Watchers are cleaned up on beforeunload to prevent MutationObserver leaks. Page departure detection is handled by background.js (more reliable than content script unload events).
offscreen.html
Three lines of HTML. Loads offscreen.js. That’s it. Chrome requires an actual HTML document for offscreen — you can’t just run a script.
How a DOM Command Round-Trips
Say the server wants to extract a PR title from a GitHub tab:
-
Server sends
{type: "dom_command", tab_id: 42, command: "dom_extract", payload: {extractions: [{name: "title", selector: ".js-issue-title", type: "text"}]}, request_id: "abc"}via WebSocket -
offscreen.js receives the JSON, forwards it to background.js via
chrome.runtime.sendMessage({source: "offscreen", data: ...}) -
background.js sees
type: "dom_command", callschrome.tabs.sendMessage(42, ...)to route it to tab 42’s content script -
content.js in tab 42 receives the message, runs
document.querySelector(".js-issue-title").textContent.trim(), sends{type: "dom_result", request_id: "abc", result: {title: "Fix login bug"}}viachrome.runtime.sendMessage -
background.js sees
type: "dom_result"from a tab, forwards to offscreen viasendToOffscreen - offscreen.js sends it over the WebSocket to the server
Total hops: 6. Total latency: negligible (all in-process Chrome IPC except the WebSocket leg).
Why This Architecture
Why not WebSocket in the service worker? Chrome kills service workers after ~30 seconds of inactivity. WebSocket connections die with them. The offscreen document is the only way to keep a persistent connection in Manifest V3.
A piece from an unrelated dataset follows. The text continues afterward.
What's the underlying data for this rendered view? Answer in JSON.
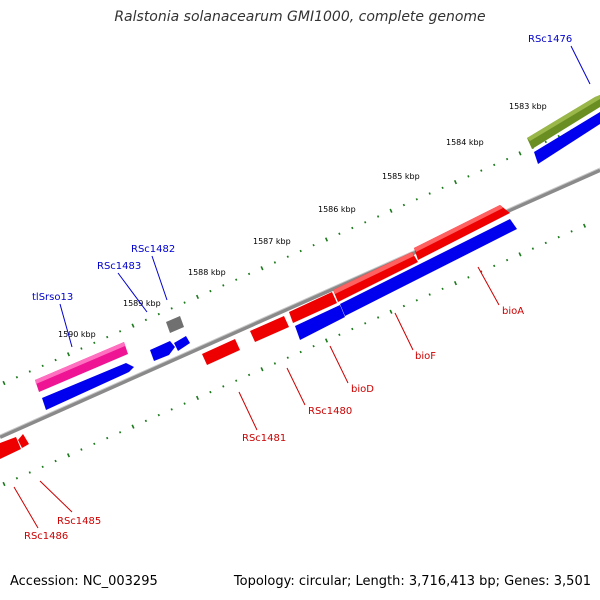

Why not inject the WebSocket into content scripts? Content scripts run in the page’s origin. A WebSocket from github.com to workingagents.ai would hit CORS issues. The offscreen document runs in the extension’s origin, avoiding this entirely.
Why route through background.js instead of offscreen → content directly? Only background.js has access to chrome.tabs.sendMessage(tabId, ...). The offscreen document can’t target specific tabs — it can only broadcast via chrome.runtime.sendMessage, which background.js receives.
Why fire-and-forget in content.js? Using sendResponse (the callback-based reply) keeps the message channel open. If the async DOM operation takes too long, Chrome auto-closes it and rejects the promise in background.js, which then sends a spurious error result. Sending results as separate messages avoids this race entirely.